10.5. NURSING DIAGNOSIS 3 – impaired physical mobility r/t insufficient muscle strength AMB all extremities at +1 or +2 strength, inability to perform gross motor skills. Goals: Patient will not develop additional complications of immobility in the next 24 hours. Patient will maintain or increase strength of upper and lower limbs by discharge. Interventions: Position in proper alignment and reposition Q2H. Perform passive ROM exercises at least twice a day. Rationale: “Physical rehabilitation interventions were found to be safe, reduced disability and resulted in few adverse events”. (NANDA 2014, page 538) “These exercises help reverse weakening and atrophy of muscles” (NANDA 2014, page 539) Evaluation: Goal met: Patient was repositioned q2h to prevent complications of immobility.

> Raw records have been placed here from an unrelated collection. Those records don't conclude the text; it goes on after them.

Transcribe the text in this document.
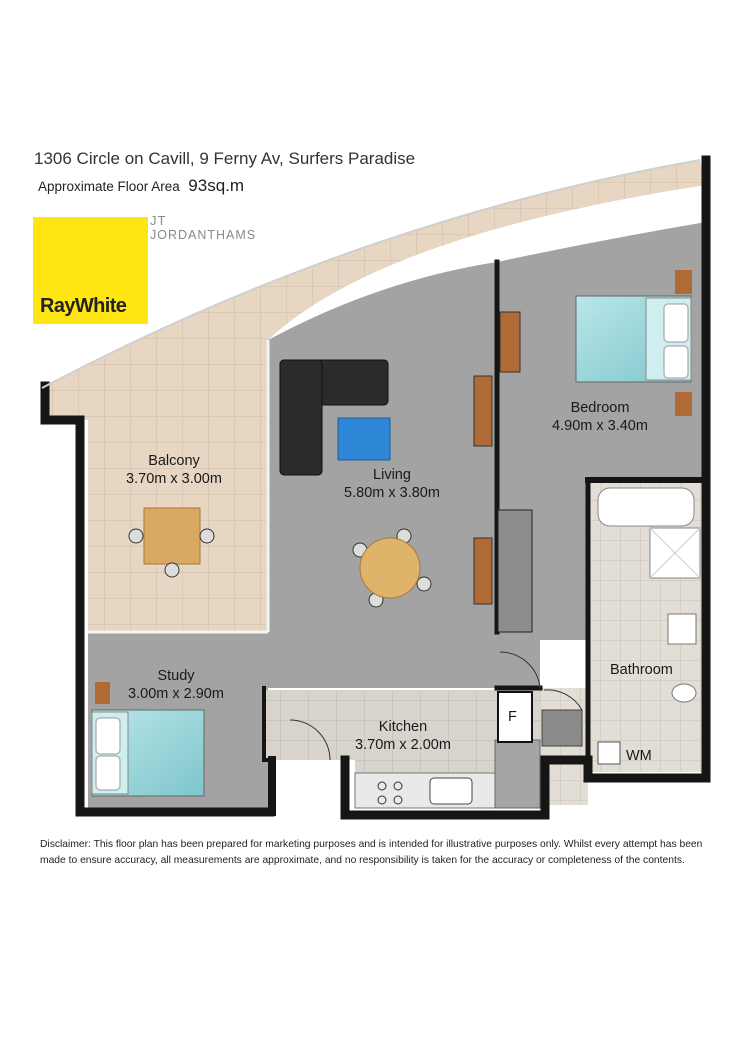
1306 Circle on Cavill, 9 Ferny Av, Surfers Paradise
Approximate Floor Area 93sq.m
RayWhite
JT
JORDANTHAMS
Balcony
3.70m x 3.00m	Living
5.80m x 3.80m
Bedroom
4.90m x 3.40m
Study
3.00m x 2.90m
Kitchen
3.70m x 2.00m
Bathroom
F
WM
Disclaimer: This floor plan has been prepared for marketing purposes and is intended for illustrative purposes only. Whilst every attempt has been made to ensure accuracy, all measurements are approximate, and no responsibility is taken for the accuracy or completeness of the contents.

Goat partially met: Patient performed passive ROM exercise on evening shift, needs to be reavaluated after the end of next shift
11. GI – 1:1 feeder, dysphasia diet, thin liquids only (Ensure). 1 BM formed last shift. Severe malnutrition. Bifidobacterium-Lactobacillus oral powder, 1pkt PO BID for resolving diarrhea. Multivitamins with minerals 1 tab PO daily for malnutrition. Ferrous gluconate 324 mg tab PO daily and Ferrous sulfate 325 mg EC tablet PO daily for iron deficient anemia.
11.1. Imbalanced nutrition: less than body requirements r/t malnutrition AMB lab values suggestion anemia.